Aug. 6 (Bloomberg) -- Allied Nevada Gold Corp., the operator of the Hycroft mine in Nevada, fell the most in more than four years after posting a drop in earnings and deferring plans to build a processing plant at the site.
Allied Nevada, which said in April it might build the 130,000-ton-a-day mill in phases, declined 26 percent to $4.37 in New York, the biggest slide since December 2008.
Second-quarter net income fell to $4.23 million, or 4 cents a share, from $6.14 million, or 7 cents, a year earlier, the Reno, Nevada-based company said today in a statement. Revenue rose 75 percent to $59 million.

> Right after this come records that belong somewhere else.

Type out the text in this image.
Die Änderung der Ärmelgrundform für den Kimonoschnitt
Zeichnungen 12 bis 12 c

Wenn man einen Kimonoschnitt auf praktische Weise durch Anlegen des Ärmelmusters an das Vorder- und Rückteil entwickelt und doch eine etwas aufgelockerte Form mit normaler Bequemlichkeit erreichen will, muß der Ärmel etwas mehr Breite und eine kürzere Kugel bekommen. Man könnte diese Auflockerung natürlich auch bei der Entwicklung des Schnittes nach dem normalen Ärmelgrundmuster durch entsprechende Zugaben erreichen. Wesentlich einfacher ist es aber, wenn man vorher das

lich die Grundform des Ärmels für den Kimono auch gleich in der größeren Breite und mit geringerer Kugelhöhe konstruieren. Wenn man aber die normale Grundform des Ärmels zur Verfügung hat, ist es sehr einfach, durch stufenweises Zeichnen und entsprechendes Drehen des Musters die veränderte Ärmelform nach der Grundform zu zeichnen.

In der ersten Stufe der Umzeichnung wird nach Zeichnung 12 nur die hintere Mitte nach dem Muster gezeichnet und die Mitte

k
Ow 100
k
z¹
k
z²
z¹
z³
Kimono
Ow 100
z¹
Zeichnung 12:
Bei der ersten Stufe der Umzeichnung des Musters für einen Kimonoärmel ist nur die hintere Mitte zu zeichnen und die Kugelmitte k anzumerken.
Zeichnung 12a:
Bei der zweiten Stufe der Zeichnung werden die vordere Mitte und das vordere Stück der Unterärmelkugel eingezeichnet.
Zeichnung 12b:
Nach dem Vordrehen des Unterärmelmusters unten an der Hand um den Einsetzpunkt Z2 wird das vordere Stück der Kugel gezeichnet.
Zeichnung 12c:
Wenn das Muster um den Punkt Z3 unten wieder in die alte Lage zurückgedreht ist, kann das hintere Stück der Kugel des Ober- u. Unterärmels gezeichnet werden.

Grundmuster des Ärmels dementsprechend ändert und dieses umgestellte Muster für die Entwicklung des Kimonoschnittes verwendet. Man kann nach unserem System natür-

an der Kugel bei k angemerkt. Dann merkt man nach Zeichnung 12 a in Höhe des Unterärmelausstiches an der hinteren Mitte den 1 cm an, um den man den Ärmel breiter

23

Production and sales from Hycroft, in northern Nevada, didn’t meet forecasts because of problems with the leach-pad process, which is used to extract metal from the ore, Allied Nevada said July 22. The company, which is working on a plan to improve leaching, is also grappling with gold prices that have dropped 23 percent this year.

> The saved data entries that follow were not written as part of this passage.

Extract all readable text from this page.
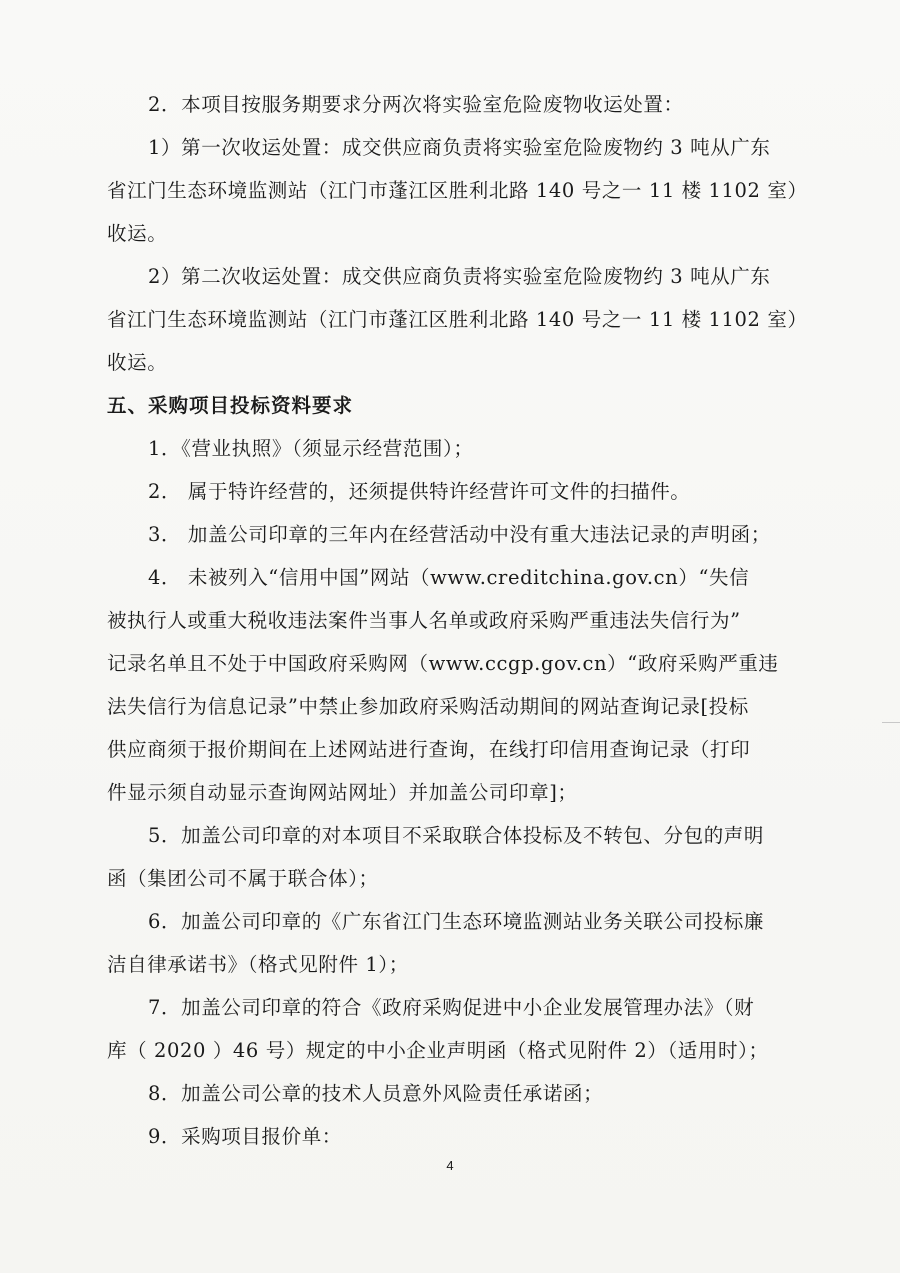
2．本项目按服务期要求分两次将实验室危险废物收运处置：
1）第一次收运处置：成交供应商负责将实验室危险废物约 3 吨从广东
省江门生态环境监测站（江门市蓬江区胜利北路 140 号之一 11 楼 1102 室）
收运。
2）第二次收运处置：成交供应商负责将实验室危险废物约 3 吨从广东
省江门生态环境监测站（江门市蓬江区胜利北路 140 号之一 11 楼 1102 室）
收运。
五、采购项目投标资料要求
1．《营业执照》（须显示经营范围）；
2． 属于特许经营的，还须提供特许经营许可文件的扫描件。
3． 加盖公司印章的三年内在经营活动中没有重大违法记录的声明函；
4． 未被列入“信用中国”网站（www.creditchina.gov.cn）“失信
被执行人或重大税收违法案件当事人名单或政府采购严重违法失信行为”
记录名单且不处于中国政府采购网（www.ccgp.gov.cn）“政府采购严重违
法失信行为信息记录”中禁止参加政府采购活动期间的网站查询记录[投标
供应商须于报价期间在上述网站进行查询，在线打印信用查询记录（打印
件显示须自动显示查询网站网址）并加盖公司印章]；
5．加盖公司印章的对本项目不采取联合体投标及不转包、分包的声明
函（集团公司不属于联合体）；
6．加盖公司印章的《广东省江门生态环境监测站业务关联公司投标廉
洁自律承诺书》（格式见附件 1）；
7．加盖公司印章的符合《政府采购促进中小企业发展管理办法》（财
库（ 2020 ）46 号）规定的中小企业声明函（格式见附件 2）（适用时）；
8．加盖公司公章的技术人员意外风险责任承诺函；
9．采购项目报价单：
4
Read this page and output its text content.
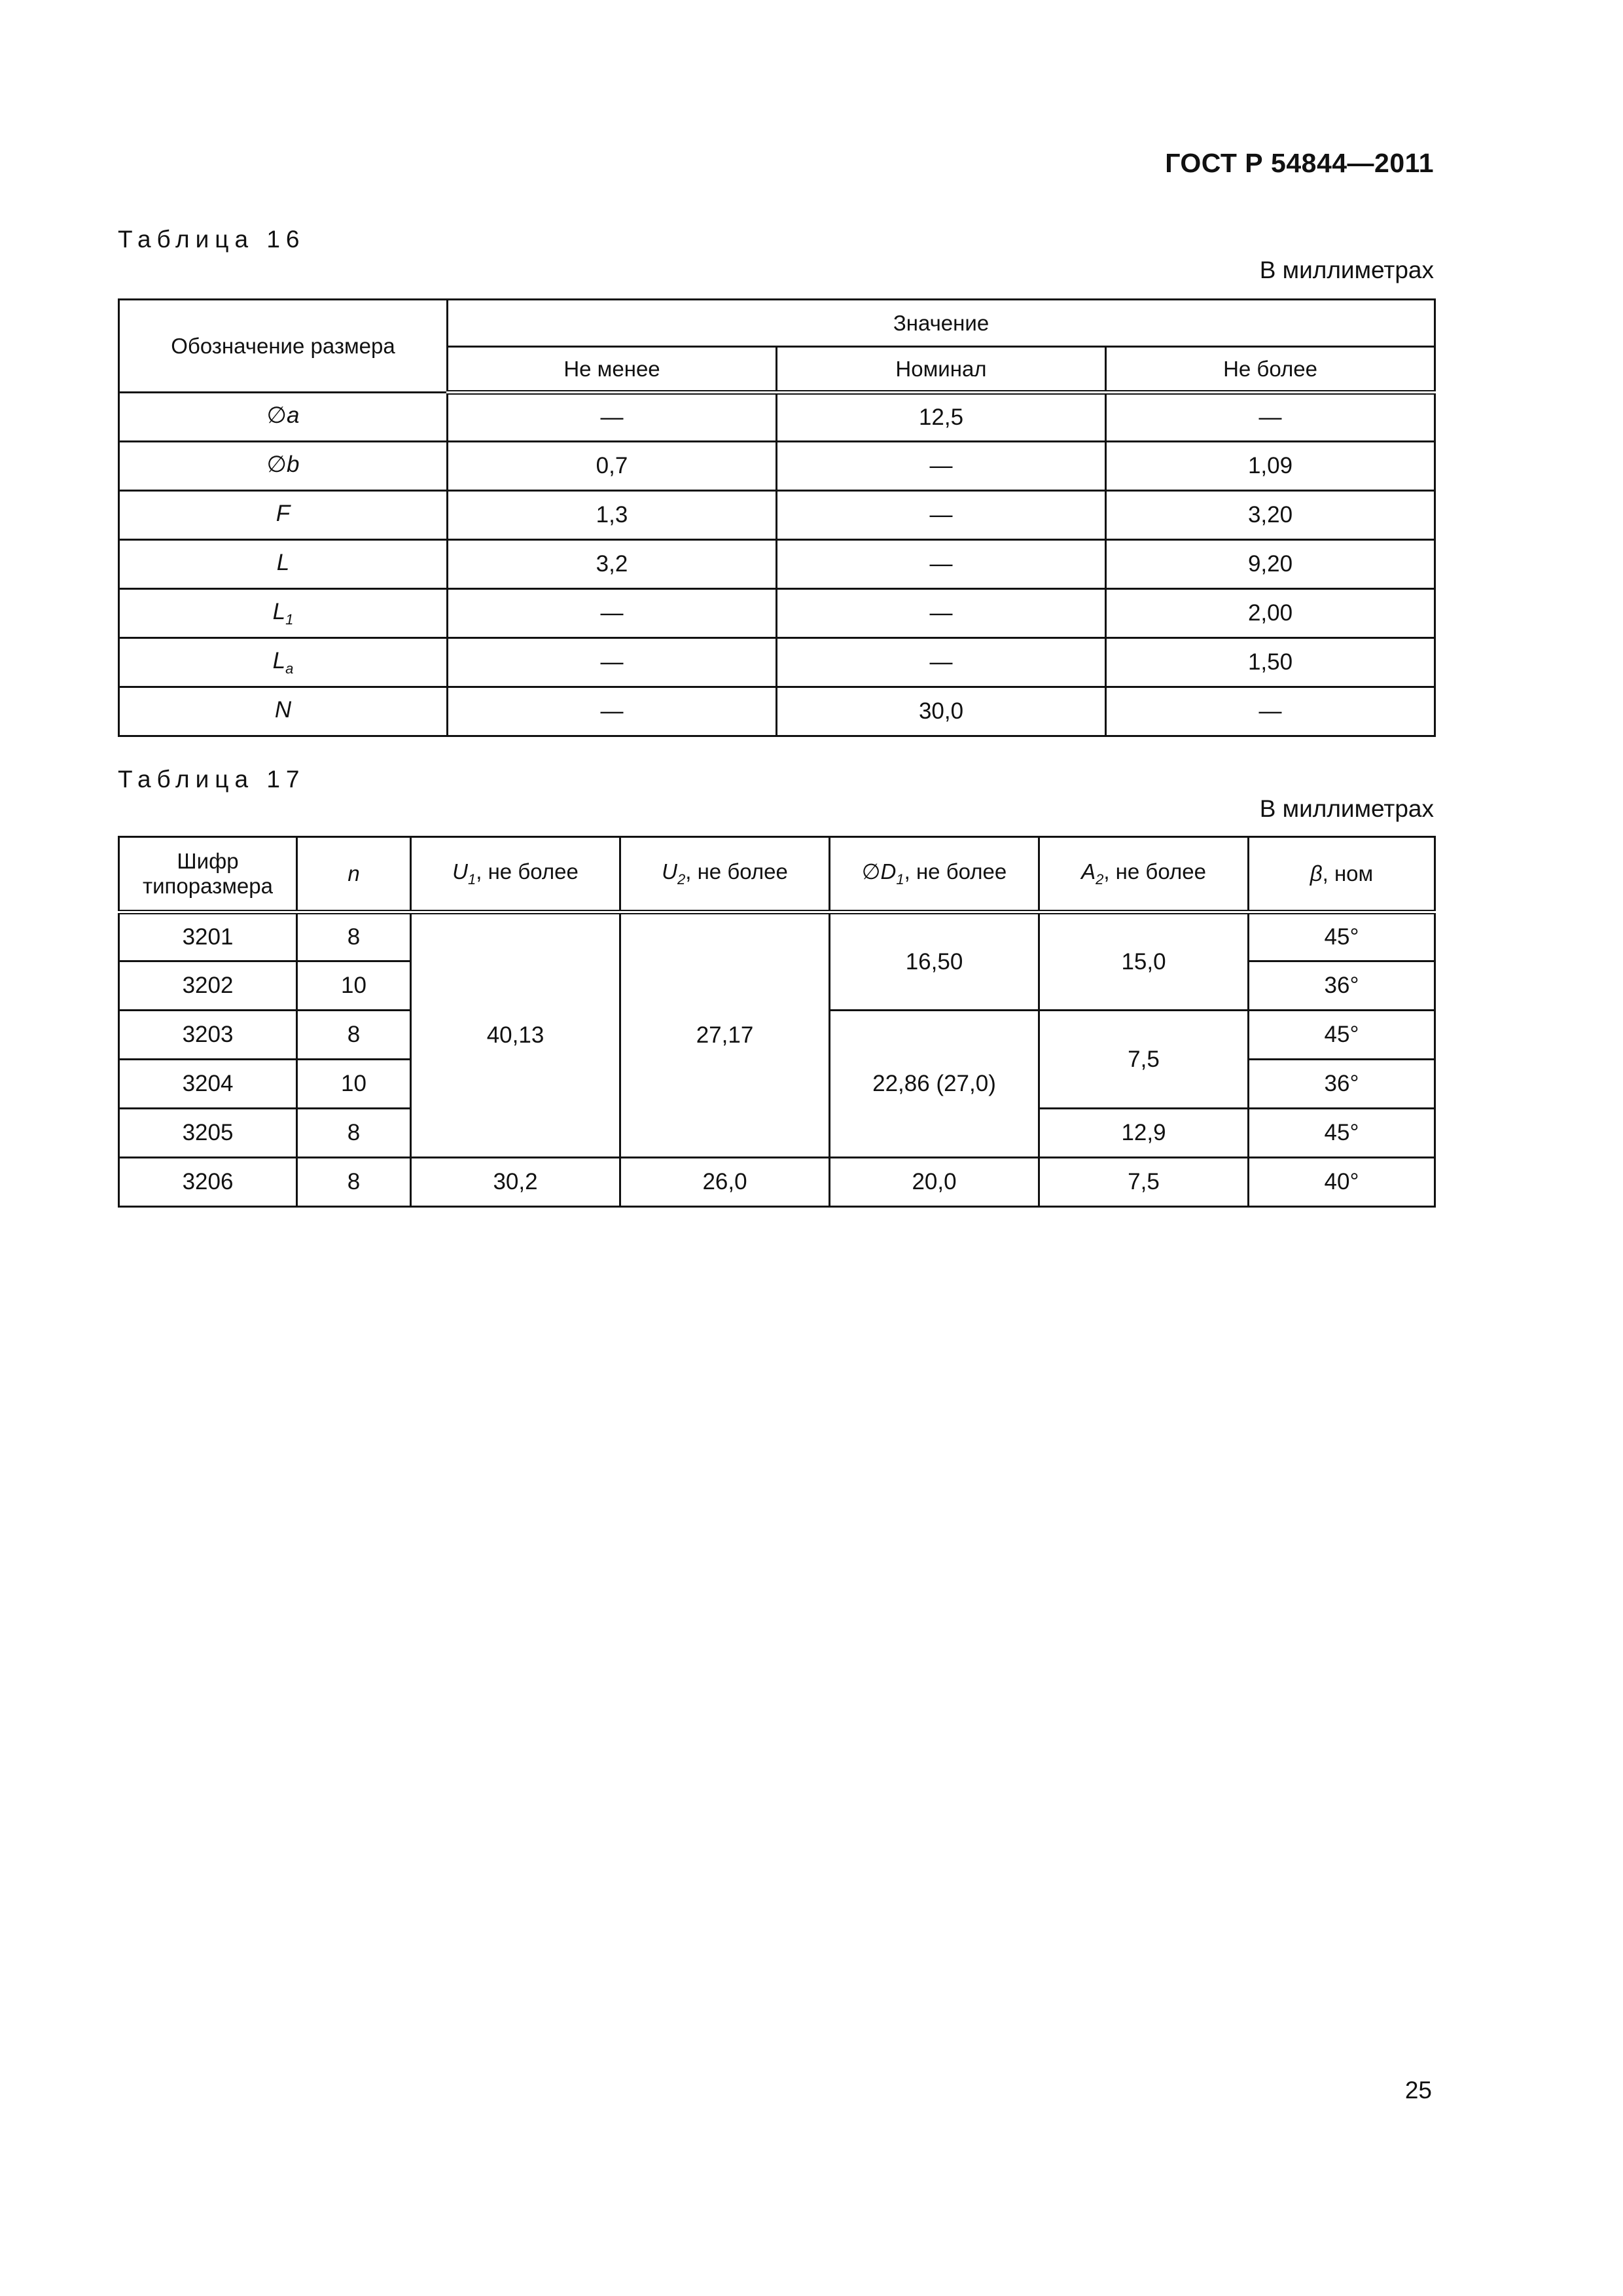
ГОСТ Р 54844—2011
Таблица 16
В миллиметрах
Обозначение размера	Значение		
	Не менее	Номинал	Не более
∅a	—	12,5	—
∅b	0,7	—	1,09
F	1,3	—	3,20
L	3,2	—	9,20
$L_1$	—	—	2,00
$L_a$	—	—	1,50
N	—	30,0	—
Таблица 17
В миллиметрах
Шифр типоразмера	n	$U_1$, не более	$U_2$, не более	$\emptyset D_1$, не более	$A_2$, не более	β, ном
3201	8	40,13	27,17	16,50	15,0	45°
3202	10					36°
3203	8			22,86 (27,0)	7,5	45°
3204	10					36°
3205	8				12,9	45°
3206	8	30,2	26,0	20,0	7,5	40°
25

“Cash flow from operations remains weak, partly resulting from the sharp gold and silver price declines during the second quarter,” Allied Nevada said in today’s statement.
The company said it will defer construction of the mill at Hycroft until it has completed a new feasibility study to optimize the project. There’s no forecast on how long that may take or what the project may eventually cost, Allied Nevada said.
Hycroft will process at a reduced rate until 2021, Adam Graf, a New York-based analyst at Cowen Securities LLC, said in a note today.